Skandia International today announces the launch of a new, highly flexible tax planning solution designed to enable the transfer of wealth on to the next generation in an IHT (inheritance tax) efficient way.

3 August 2012

Skandia International today announces the launch of a new, highly flexible tax planning solution designed to enable the transfer of wealth on to the next generation in an IHT (inheritance tax) efficient way.

Called ‘The Best Start in Life’ Trust, the arrangement will appeal to those individuals who wish to pass part of their wealth on to the next generation and thus reduce the inheritance tax liability on their estate. Provided the individual lives beyond seven years from the outset of the Trust the proceeds may even qualify for complete exemption from IHT.

The trust, which can invest in a choice of Royal Skandia offshore investment bonds - thus ensuring that any growth sits outside the individual’s estate and is not subject to IHT, is set up at the outset as a Discretionary Trust with the legal ownership of the assets handed over to the Trustees. A Discretionary Trust is a powerful and highly flexible financial planning arrangement, which does not place an onus on the settlor to nominate beneficiaries at the outset or specify the levels of entitlement that are to be paid out in the future.
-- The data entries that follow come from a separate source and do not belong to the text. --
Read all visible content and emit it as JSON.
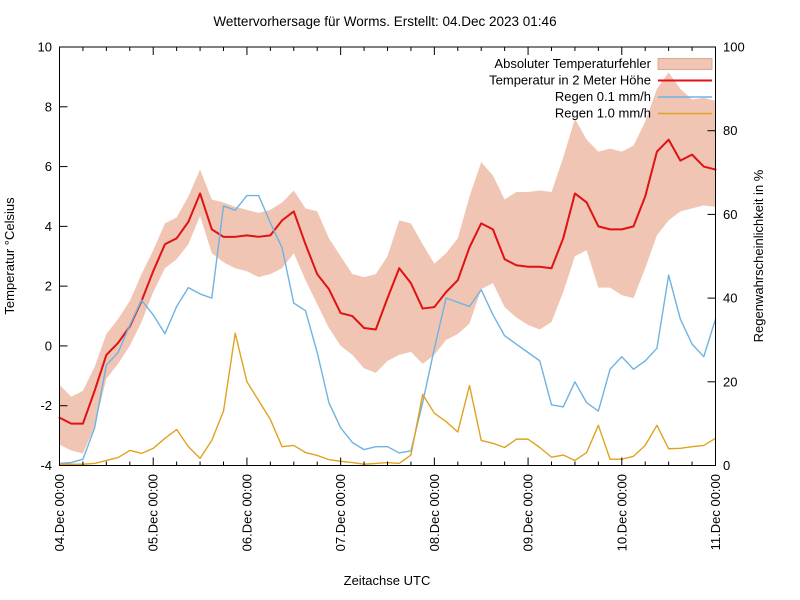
{
  "chart_data": {
    "type": "line",
    "title": "Wettervorhersage für Worms. Erstellt: 04.Dec 2023 01:46",
    "x_axis": {
      "label": "Zeitachse UTC",
      "range_hours": [
        0,
        168
      ],
      "major_tick_every_hours": 24,
      "minor_tick_every_hours": 6,
      "tick_labels": [
        "04.Dec 00:00",
        "05.Dec 00:00",
        "06.Dec 00:00",
        "07.Dec 00:00",
        "08.Dec 00:00",
        "09.Dec 00:00",
        "10.Dec 00:00",
        "11.Dec 00:00"
      ]
    },
    "y_left": {
      "label": "Temperatur °Celsius",
      "range": [
        -4,
        10
      ],
      "ticks": [
        -4,
        -2,
        0,
        2,
        4,
        6,
        8,
        10
      ]
    },
    "y_right": {
      "label": "Regenwahrscheinlichkeit in %",
      "range": [
        0,
        100
      ],
      "ticks": [
        0,
        20,
        40,
        60,
        80,
        100
      ]
    },
    "grid": "off",
    "legend_position": "top-right-inside",
    "legend": [
      {
        "label": "Absoluter Temperaturfehler",
        "swatch": "band",
        "color": "#f0c5b3"
      },
      {
        "label": "Temperatur in 2 Meter Höhe",
        "swatch": "line",
        "color": "#e01212"
      },
      {
        "label": "Regen 0.1 mm/h",
        "swatch": "line",
        "color": "#6fb3e3"
      },
      {
        "label": "Regen 1.0 mm/h",
        "swatch": "line",
        "color": "#dfa322"
      }
    ],
    "sample_step_hours": 3,
    "hours": [
      0,
      3,
      6,
      9,
      12,
      15,
      18,
      21,
      24,
      27,
      30,
      33,
      36,
      39,
      42,
      45,
      48,
      51,
      54,
      57,
      60,
      63,
      66,
      69,
      72,
      75,
      78,
      81,
      84,
      87,
      90,
      93,
      96,
      99,
      102,
      105,
      108,
      111,
      114,
      117,
      120,
      123,
      126,
      129,
      132,
      135,
      138,
      141,
      144,
      147,
      150,
      153,
      156,
      159,
      162,
      165,
      168
    ],
    "series": [
      {
        "name": "Absoluter Temperaturfehler",
        "type": "band",
        "axis": "left",
        "color": "#f0c5b3",
        "upper": [
          -1.3,
          -1.7,
          -1.5,
          -0.7,
          0.4,
          0.9,
          1.5,
          2.4,
          3.2,
          4.1,
          4.3,
          5.0,
          5.9,
          4.9,
          4.8,
          4.65,
          4.55,
          4.45,
          4.55,
          4.8,
          5.2,
          4.6,
          4.5,
          3.6,
          3.0,
          2.4,
          2.3,
          2.4,
          3.0,
          4.2,
          4.1,
          3.4,
          2.75,
          3.1,
          3.6,
          5.0,
          6.15,
          5.7,
          4.9,
          5.15,
          5.15,
          5.2,
          5.15,
          6.3,
          7.6,
          6.9,
          6.5,
          6.6,
          6.5,
          6.7,
          7.5,
          8.6,
          9.15,
          8.6,
          8.25,
          8.3,
          8.2
        ],
        "lower": [
          -3.3,
          -3.5,
          -3.6,
          -2.7,
          -1.1,
          -0.6,
          0.0,
          0.8,
          1.8,
          2.6,
          2.9,
          3.4,
          4.35,
          3.1,
          2.8,
          2.6,
          2.5,
          2.3,
          2.4,
          2.6,
          3.1,
          2.2,
          1.4,
          0.6,
          0.0,
          -0.3,
          -0.75,
          -0.9,
          -0.5,
          -0.3,
          -0.2,
          -0.6,
          -0.3,
          0.2,
          0.4,
          0.75,
          1.9,
          2.1,
          1.3,
          0.95,
          0.7,
          0.55,
          0.8,
          1.8,
          3.0,
          3.2,
          1.95,
          1.95,
          1.7,
          1.6,
          2.6,
          3.7,
          4.2,
          4.5,
          4.6,
          4.7,
          4.65
        ]
      },
      {
        "name": "Temperatur in 2 Meter Höhe",
        "type": "line",
        "axis": "left",
        "color": "#e01212",
        "values": [
          -2.4,
          -2.6,
          -2.6,
          -1.5,
          -0.3,
          0.1,
          0.65,
          1.5,
          2.5,
          3.4,
          3.6,
          4.15,
          5.1,
          3.9,
          3.65,
          3.65,
          3.7,
          3.65,
          3.7,
          4.2,
          4.5,
          3.4,
          2.4,
          1.9,
          1.1,
          1.0,
          0.6,
          0.55,
          1.6,
          2.6,
          2.1,
          1.25,
          1.3,
          1.8,
          2.2,
          3.3,
          4.1,
          3.9,
          2.9,
          2.7,
          2.65,
          2.65,
          2.6,
          3.6,
          5.1,
          4.8,
          4.0,
          3.9,
          3.9,
          4.0,
          5.0,
          6.5,
          6.9,
          6.2,
          6.4,
          6.0,
          5.9
        ]
      },
      {
        "name": "Regen 0.1 mm/h",
        "type": "line",
        "axis": "right",
        "color": "#6fb3e3",
        "values": [
          0.5,
          0.7,
          1.5,
          9,
          24,
          27,
          33.5,
          39.5,
          36,
          31.5,
          38,
          42.5,
          41,
          40,
          62,
          61,
          64.5,
          64.5,
          58,
          52,
          38.8,
          37,
          27,
          15,
          9,
          5.5,
          3.8,
          4.5,
          4.5,
          3,
          3.5,
          15,
          28,
          40,
          39,
          38,
          42,
          36,
          31,
          29,
          27,
          25,
          14.5,
          14,
          20,
          15,
          13,
          23,
          26,
          23,
          25,
          28,
          45.5,
          35,
          29,
          26,
          35
        ]
      },
      {
        "name": "Regen 1.0 mm/h",
        "type": "line",
        "axis": "right",
        "color": "#dfa322",
        "values": [
          0.3,
          0.3,
          0.3,
          0.5,
          1.2,
          1.9,
          3.6,
          2.9,
          4.1,
          6.5,
          8.6,
          4.5,
          1.7,
          6,
          13,
          31.6,
          20,
          15.5,
          11,
          4.5,
          4.8,
          3.1,
          2.4,
          1.4,
          1.0,
          0.7,
          0.3,
          0.5,
          0.7,
          0.5,
          2.5,
          17,
          12.5,
          10.5,
          8,
          19.1,
          6,
          5.3,
          4.3,
          6.3,
          6.3,
          4.3,
          2,
          2.5,
          1.2,
          3.1,
          9.6,
          1.5,
          1.5,
          2.2,
          4.8,
          9.6,
          4,
          4.1,
          4.5,
          4.8,
          6.5
        ]
      }
    ]
  }
}
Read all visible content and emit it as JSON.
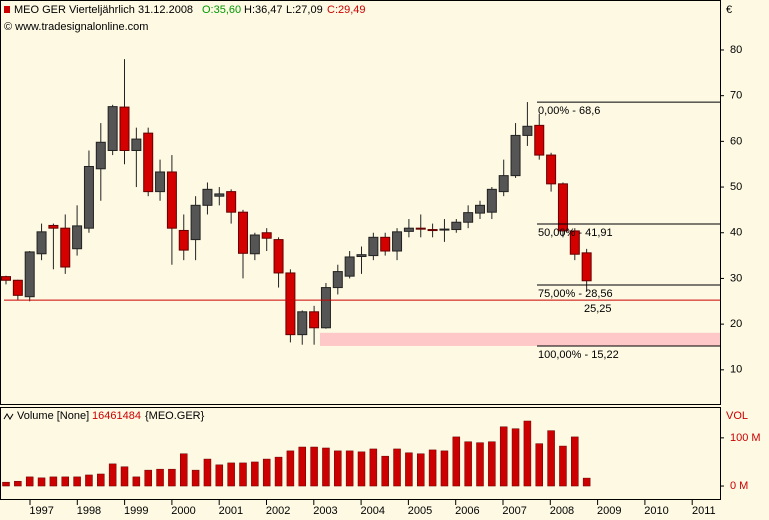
{
  "header": {
    "symbol": "MEO GER Vierteljährlich",
    "date": "31.12.2008",
    "open": "O:35,60",
    "high": "H:36,47",
    "low": "L:27,09",
    "close": "C:29,49",
    "copyright": "© www.tradesignalonline.com",
    "currency": "€"
  },
  "chart_data": [
    {
      "type": "candlestick",
      "up_color": "#555555",
      "down_color": "#d40000",
      "open": [
        30.4,
        29.6,
        26.0,
        35.4,
        41.6,
        41.0,
        36.5,
        41.0,
        54.0,
        58.0,
        67.5,
        58.0,
        61.8,
        49.0,
        53.3,
        40.5,
        38.5,
        46.0,
        48.0,
        49.0,
        44.5,
        35.4,
        40.0,
        38.5,
        31.2,
        17.7,
        22.7,
        19.2,
        28.0,
        30.5,
        34.8,
        35.0,
        39.0,
        36.0,
        40.3,
        41.0,
        40.7,
        40.6,
        40.7,
        42.3,
        44.3,
        44.5,
        49.0,
        52.5,
        61.3,
        63.5,
        57.0,
        50.7,
        40.4,
        35.6
      ],
      "high": [
        30.6,
        29.7,
        36.0,
        42.0,
        42.0,
        44.0,
        46.0,
        58.0,
        64.0,
        68.0,
        78.0,
        63.0,
        63.0,
        56.0,
        57.0,
        44.0,
        48.0,
        51.0,
        50.0,
        49.5,
        45.0,
        40.0,
        41.0,
        39.0,
        32.0,
        23.0,
        24.0,
        29.0,
        33.0,
        36.0,
        37.0,
        40.0,
        40.0,
        41.0,
        43.0,
        44.0,
        42.0,
        43.0,
        43.0,
        46.0,
        47.0,
        50.0,
        56.0,
        64.0,
        68.6,
        66.0,
        57.5,
        51.0,
        41.0,
        36.47
      ],
      "low": [
        28.7,
        25.3,
        25.0,
        34.0,
        32.0,
        31.0,
        35.0,
        40.0,
        47.0,
        57.0,
        55.0,
        50.0,
        48.0,
        47.0,
        33.0,
        34.0,
        34.0,
        44.0,
        46.0,
        42.0,
        30.0,
        34.0,
        36.0,
        28.0,
        16.0,
        15.5,
        15.5,
        19.0,
        26.5,
        30.0,
        31.0,
        34.0,
        35.0,
        34.0,
        39.0,
        39.0,
        39.0,
        38.0,
        40.0,
        41.0,
        43.0,
        43.0,
        48.0,
        52.0,
        59.0,
        56.0,
        49.0,
        39.0,
        34.0,
        27.09
      ],
      "close": [
        29.6,
        26.3,
        35.8,
        40.2,
        41.0,
        32.5,
        41.5,
        54.5,
        59.8,
        67.6,
        58.0,
        60.5,
        49.0,
        53.3,
        41.0,
        36.2,
        46.0,
        49.5,
        48.5,
        44.5,
        35.5,
        39.5,
        38.8,
        31.2,
        17.7,
        22.7,
        19.2,
        28.0,
        31.5,
        34.7,
        35.2,
        39.0,
        36.0,
        40.2,
        41.0,
        40.8,
        40.6,
        40.8,
        42.3,
        44.4,
        46.0,
        49.5,
        52.5,
        61.3,
        63.3,
        57.0,
        50.7,
        40.4,
        35.3,
        29.49
      ],
      "ylim": [
        2.3,
        90.5
      ],
      "yticks": [
        10,
        20,
        30,
        40,
        50,
        60,
        70,
        80
      ],
      "fib_levels": [
        {
          "value": 68.6,
          "label": "0,00% - 68,6"
        },
        {
          "value": 41.91,
          "label": "50,00% - 41,91"
        },
        {
          "value": 28.56,
          "label": "75,00% - 28,56"
        },
        {
          "value": 15.22,
          "label": "100,00% - 15,22"
        }
      ],
      "support_line": {
        "value": 25.25,
        "label": "25,25",
        "color": "#cc0000"
      },
      "zone": {
        "range": [
          15.22,
          18.1
        ],
        "color": "#ffc8c8"
      }
    },
    {
      "type": "bar",
      "title": "Volume [None]",
      "last_value": "16461484",
      "symbol": "{MEO.GER}",
      "axis_title": "VOL",
      "color": "#cc0000",
      "values": [
        8,
        10,
        19,
        17,
        19,
        19,
        19,
        23,
        25,
        46,
        40,
        19,
        33,
        35,
        35,
        67,
        33,
        56,
        44,
        48,
        48,
        50,
        56,
        60,
        73,
        81,
        81,
        79,
        73,
        73,
        71,
        77,
        62,
        77,
        69,
        67,
        75,
        73,
        102,
        92,
        90,
        92,
        123,
        119,
        135,
        88,
        115,
        83,
        102,
        16.46
      ],
      "ylim": [
        -29,
        162
      ],
      "yticks": [
        {
          "value": 0,
          "label": "0 M"
        },
        {
          "value": 100,
          "label": "100 M"
        }
      ],
      "years": [
        "1997",
        "1998",
        "1999",
        "2000",
        "2001",
        "2002",
        "2003",
        "2004",
        "2005",
        "2006",
        "2007",
        "2008",
        "2009",
        "2010",
        "2011"
      ]
    }
  ]
}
The settlor is able to complete a ‘letter of wishes’ which, although not legally binding, can be used by the Trustees as guidance to make decisions about the provision of benefits from the Trust. For example, the settlor may indicate that he or she wishes to fund university education for grandchildren yet unborn, or that part of the benefits could be used as a deposit for a house for one of the existing grandchildren.

It is up to the trustees to determine when and how benefits will be paid to the beneficiaries. ‘The Best Start in Life’ trust provides added flexibility which allows them to assign the trust assets to the beneficiary absolutely and therefore it is the beneficiary who the taxable event gain is assessable on. Provided the beneficiary has no other income, the tax liability can either be mitigated if the amount is within the individual’s personal allowance limit, or significantly reduced. Examples provided below*.

Rachael GriffinRachael Griffin, head of product law and commercial development at Skandia International, comments:

‘This area of financial planning can be perceived as somewhat complex, which often results in individuals not realising what options could allow them to legitimately optimise and mitigate potential future tax liabilities. The ‘Best Start in Life’ Trust illustrates that by planning how a withdrawal is taken, the trustees can reduce the tax liabilities on the settlor or the beneficiary by using just one tax-efficient solution. I cannot stress enough that individuals and trustees should not be deterred by the complexity and instead, with the help of a professional adviser, use the available options to their full advantage.’

* When the trustees decide to appoint benefits to a beneficiary, they complete a ‘deed of appointment’ to appoint policies from a discretionary trust into a’ bare trust’ before these are subsequently surrendered by the bare trust trustees. The surrender of policies is treated as a chargeable event, and any resulting tax liability will be assessed on the rate applicable to the beneficiary, who could be a minor or a student in full time education. Where a minor, the chargeable event will be assessable on the parents, where they are settlors of the trust and benefits in excess of £100 are paid to their minor children by the trustees of the trust.

Alternatively, where the trustees want the chargeable event gain to be assessable on the settlor of the trust, they would just fully surrender a certain number of policies or partially surrender the plan.

The remaining policies within the Trust are retained within the Discretionary Trust structure, and provided the settlor survives for more than seven years after setting up the trust, the value of the assets would sit outside their estate for IHT purposes, as would any investment growth on the assets.

This press release is for journalists only and should not be relied upon by financial advisers or customers.